Yeah, hard to believe the exact mechanism of action of SSRIs is still unknown.

Increasing allopregnanolone does seem to be an emerging focus of antidepressant research, but I have only picked up on decreases in 5-ar metabolites of T and Progesterone during SSRI treatment while browsing-through related studies. It’s like SSRIs achieve an effect similar to finasteride by inducing the conversion of 5-ar products to 3a-HSD products in certain cells and possibly block the reverse reaction. (results in low DHT and low DHP)

There has also been a decrease in 3a-HSD products observed after long-term SSRI use and a decrease in efficacy after prolonged use that might be related to this.

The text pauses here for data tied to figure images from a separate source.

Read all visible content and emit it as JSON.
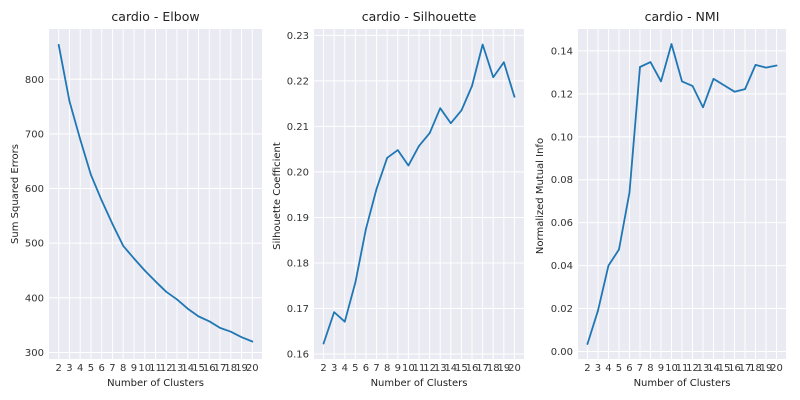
{
  "chart_data": [
    {
      "type": "line",
      "title": "cardio - Elbow",
      "xlabel": "Number of Clusters",
      "ylabel": "Sum Squared Errors",
      "x": [
        2,
        3,
        4,
        5,
        6,
        7,
        8,
        9,
        10,
        11,
        12,
        13,
        14,
        15,
        16,
        17,
        18,
        19,
        20
      ],
      "series": [
        {
          "values": [
            863,
            760,
            690,
            625,
            578,
            535,
            495,
            472,
            450,
            430,
            411,
            397,
            380,
            366,
            357,
            345,
            338,
            328,
            320
          ]
        }
      ],
      "xlim": [
        1.1,
        20.9
      ],
      "ylim": [
        288,
        892
      ],
      "yticks": [
        300,
        400,
        500,
        600,
        700,
        800
      ],
      "ytick_decimals": 0,
      "grid": true,
      "color": "#1f77b4"
    },
    {
      "type": "line",
      "title": "cardio - Silhouette",
      "xlabel": "Number of Clusters",
      "ylabel": "Silhouette Coefficient",
      "x": [
        2,
        3,
        4,
        5,
        6,
        7,
        8,
        9,
        10,
        11,
        12,
        13,
        14,
        15,
        16,
        17,
        18,
        19,
        20
      ],
      "series": [
        {
          "values": [
            0.1623,
            0.1692,
            0.1671,
            0.1757,
            0.1875,
            0.1963,
            0.2031,
            0.2048,
            0.2014,
            0.2057,
            0.2085,
            0.214,
            0.2107,
            0.2135,
            0.2189,
            0.228,
            0.2208,
            0.2241,
            0.2165
          ]
        }
      ],
      "xlim": [
        1.1,
        20.9
      ],
      "ylim": [
        0.1589,
        0.2314
      ],
      "yticks": [
        0.16,
        0.17,
        0.18,
        0.19,
        0.2,
        0.21,
        0.22,
        0.23
      ],
      "ytick_decimals": 2,
      "grid": true,
      "color": "#1f77b4"
    },
    {
      "type": "line",
      "title": "cardio - NMI",
      "xlabel": "Number of Clusters",
      "ylabel": "Normalized Mutual Info",
      "x": [
        2,
        3,
        4,
        5,
        6,
        7,
        8,
        9,
        10,
        11,
        12,
        13,
        14,
        15,
        16,
        17,
        18,
        19,
        20
      ],
      "series": [
        {
          "values": [
            0.0035,
            0.019,
            0.04,
            0.0475,
            0.074,
            0.1325,
            0.1348,
            0.1258,
            0.1432,
            0.1258,
            0.1237,
            0.1137,
            0.127,
            0.124,
            0.121,
            0.1222,
            0.1335,
            0.1322,
            0.1332
          ]
        }
      ],
      "xlim": [
        1.1,
        20.9
      ],
      "ylim": [
        -0.0035,
        0.1502
      ],
      "yticks": [
        0.0,
        0.02,
        0.04,
        0.06,
        0.08,
        0.1,
        0.12,
        0.14
      ],
      "ytick_decimals": 2,
      "grid": true,
      "color": "#1f77b4"
    }
  ]
}
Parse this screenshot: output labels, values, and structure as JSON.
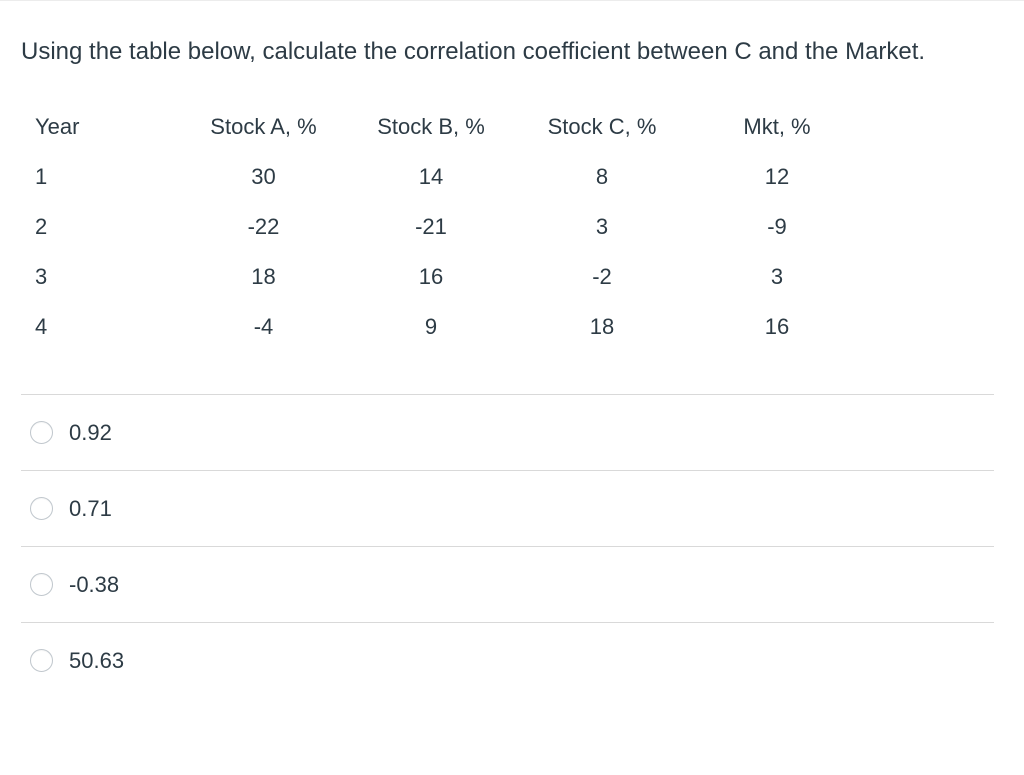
{
  "question": {
    "text": "Using the table below, calculate the correlation coefficient between C and the Market."
  },
  "table": {
    "columns": [
      "Year",
      "Stock A, %",
      "Stock B, %",
      "Stock C, %",
      "Mkt, %"
    ],
    "rows": [
      {
        "cells": [
          "1",
          "30",
          "14",
          "8",
          "12"
        ]
      },
      {
        "cells": [
          "2",
          "-22",
          "-21",
          "3",
          "-9"
        ]
      },
      {
        "cells": [
          "3",
          "18",
          "16",
          "-2",
          "3"
        ]
      },
      {
        "cells": [
          "4",
          "-4",
          "9",
          "18",
          "16"
        ]
      }
    ]
  },
  "options": [
    {
      "label": "0.92",
      "selected": false
    },
    {
      "label": "0.71",
      "selected": false
    },
    {
      "label": "-0.38",
      "selected": false
    },
    {
      "label": "50.63",
      "selected": false
    }
  ],
  "colors": {
    "text": "#2d3b45",
    "divider": "#d9d9d9",
    "radio_border": "#c0c7cd",
    "background": "#ffffff"
  }
}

I posted this study partially in response to @axolotl mentioning trouble with autonomic breathing in his member story and because I remember feeling as if I was suffocating on occasion during my crash and shortly after. Maybe “suffocating” is a bit of an exaggeration, but I definitely felt a sensation as if my normal breathing wasn’t quite satiating my need for oxygen/air.

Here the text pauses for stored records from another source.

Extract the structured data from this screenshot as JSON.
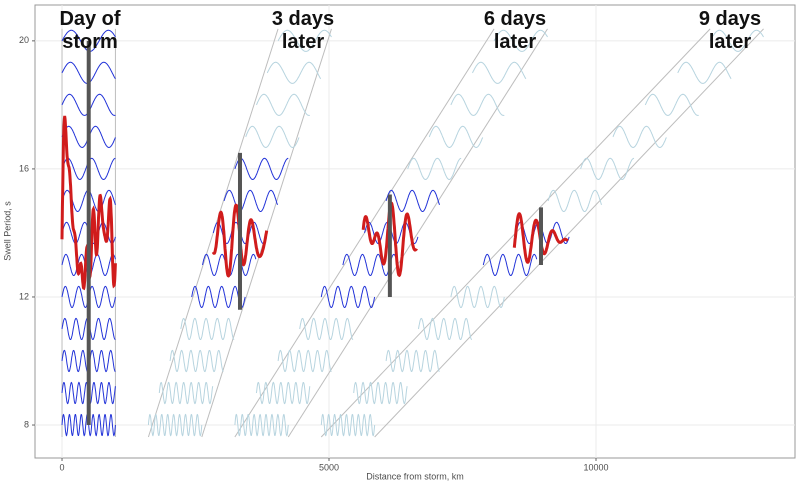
{
  "chart_data": {
    "type": "swell",
    "xlabel": "Distance from storm, km",
    "ylabel": "Swell Period, s",
    "xlim": [
      -506,
      13727
    ],
    "ylim": [
      6.97,
      21.12
    ],
    "xticks": [
      0,
      5000,
      10000
    ],
    "yticks": [
      8,
      12,
      16,
      20
    ],
    "grid": true,
    "wave_color": "#2233d8",
    "faded_color": "#b7d4df",
    "packet_color": "#d01c1c",
    "bar_color": "#555555",
    "envelope_color": "#bdbdbd",
    "periods": [
      8,
      9,
      10,
      11,
      12,
      13,
      14,
      15,
      16,
      17,
      18,
      19,
      20
    ],
    "width_km": 1000,
    "packet_period": 13.8,
    "panels": [
      {
        "label": "Day of storm",
        "start_km": [
          0,
          0,
          0,
          0,
          0,
          0,
          0,
          0,
          0,
          0,
          0,
          0,
          0
        ],
        "bar_x": 500,
        "bar_range": [
          8,
          20
        ]
      },
      {
        "label": "3 days later",
        "start_km": [
          1618,
          1821,
          2023,
          2225,
          2428,
          2630,
          2832,
          3035,
          3237,
          3439,
          3641,
          3844,
          4046
        ],
        "bar_x": 3333,
        "bar_range": [
          11.6,
          16.5
        ]
      },
      {
        "label": "6 days later",
        "start_km": [
          3237,
          3641,
          4046,
          4451,
          4855,
          5260,
          5665,
          6069,
          6474,
          6878,
          7283,
          7687,
          8092
        ],
        "bar_x": 6140,
        "bar_range": [
          12,
          15.2
        ]
      },
      {
        "label": "9 days later",
        "start_km": [
          4855,
          5462,
          6069,
          6676,
          7283,
          7890,
          8497,
          9104,
          9711,
          10318,
          10924,
          11531,
          12138
        ],
        "bar_x": 8970,
        "bar_range": [
          13,
          14.8
        ]
      }
    ]
  }
}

The question I have is whether the decreased neurosteroids PFS sufferers seem to have simply correlates with depressed individuals. The study compared them to a control group, but not a group which suffered from depression with it’s associated reduction of neurosteroids.

Do PFS sufferers present with a differing neurosteroid profile to those suffering from depression or are they similar?

Off hand, I remember Melcagni’s study finding “undetectable” levels in some of the PFS patients. This is far more profound than what is seen in depression or social isolation.

This might seem like a chicken and egg conundrum, but when the drug itself blocks 5-ar activity, and silenced AR signal has been associated with reduced 3a-HSD activity, it is far more likely that the drug either directly, or by causing PFS, reduced neurosteroids and this leads to depressive symptoms and neurological problems.

This study is really interesting and show many similarities with PFS patients.

Enzymatic changes (low 5AR metabolites in CSF) and changes to Gaba subunits have been shown to be persistent changes in PFS.

Sadly they didn’t do a study if the allopregnanolone would increase again in the socially isolated mice after they was reintroduced to other mice.

Wonder if I can find a study about that.

days after my crash I had a lot of difficulty breathing, I reported in my story. This symptom disappeared over the course of days.